After that I had a second interview and again didn’t get the job, because I had no Mazak experience. So I took a job in the Horsham area to learn Mazaks from someone who was retiring, and finally another job came up at McLaren and I came for a third interview. Malcolm Jones [now Andy’s manager] met me at reception and said, “I’ve seen you before haven’t I?” and I said, “Yes, you have, and I told you you’d see me again.”

He must have thought I was determined, because he gave me the job. I owe a lot to Malcom – he gave me a chance to prove myself.

It still wasn’t easy in the early days because I still had a lot to learn. I only had a year’s experience, so I had to be very focused on learning how to programme the machines. I set myself a task and got there in the end.

This is my first job in years where I actually enjoy machining parts. In the past, it was just a job, but at McLaren I actually enjoy my work.


What other skills are useful?

You’ve got to be good at Maths. You’ve also got to be a hands-on sort of person who is prepared to have a go at things.

It’s good to be a team player, McLaren Racing is all about being a team player. But one thing that is absolutely crucial is attention to detail, that’s absolutely paramount. Most engineers are all the same – they see things that others don’t see. Whatever an engineer is doing, even if it’s tiling a wall at home, they will be very precise about it.

If you’re making a race car part, it has to be right. Attention to detail is critical.


Do you go to races?

No. We’re based at MTC. We make sure we deliver everything in time to give the race team and the drivers the best material to fight on the track. And the drivers drop into the shop quite frequently for a chat. It’s always great to meet the guys.

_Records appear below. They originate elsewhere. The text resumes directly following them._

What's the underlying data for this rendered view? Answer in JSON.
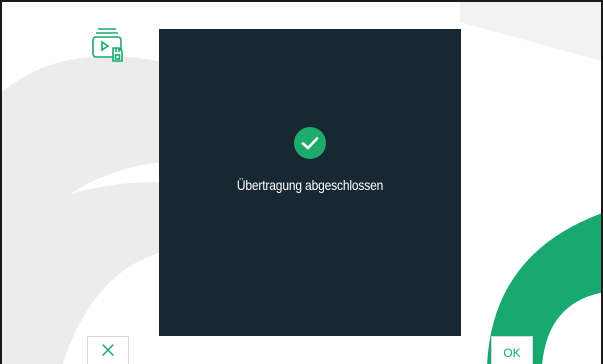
{
  "dialog": {
    "status_icon": "check-circle-icon",
    "message": "Übertragung abgeschlossen"
  },
  "toolbar": {
    "media_icon": "media-sd-card-icon",
    "cancel_icon": "close-icon",
    "ok_label": "OK"
  },
  "colors": {
    "accent": "#17a96e",
    "dialog_background": "#172832",
    "background_shapes": "#ececec"
  }
}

Away from work, I do go to Silverstone. I like the day out – the occasion, the razmataz and the Red Arrows. But actually, you don’t see anywhere near as much as when you’re watching at home on the TV!



What does a day at work look like for you?

It’s a very early start in the morning! I’m up at 4:30am to leave the house for 5:30am, and I get to MTC for 6:15am. You never know what your next job is on the bench, it’s very varied. We try and run a cell of three machines, so I can have three jobs running at any one time. You can’t always get to all three, sometimes you’re tied up in one machine, so the others need to wait – you can’t divide your attention three ways otherwise you end up making mistakes.

I wouldn’t say it was a stressful day, you’re not rushing around left, right and centre, it’s fairly relaxed because it’s well organised. Everything you need is always there. One thing about McLaren Racing, they’ve never scrimped on tooling – always the best tooling to create the best parts.

You’ve got all the equipment you could possibly need, it’s unreal. This has adjusted focus in recent times and we have adopted a key strategy under the cost cap of always recycling and re-using tools where possible, focusing on the digitisation of our processes. Speed and efficiency are now king, it’s now a normal day to have an iPad working with your machine.


From the McLaren Racing People team:

There isn’t one particular qualification that you need to be successful in this role. Through early education, a focus on STEM subjects is very important. Then after leaving school or college, we have successful engineers come through a time-served apprentice route, or degree qualified in an engineering discipline. Each has its advantages and suit different circumstances.

Anything STEM related will put you in a good place, but particularly maths and science and any technology and engineering focus that your school may offer. Outside of school, there is also a lot of free STEM learning material available to support your development, as well as programmes like F1 in Schools to give you some valuable experience early on.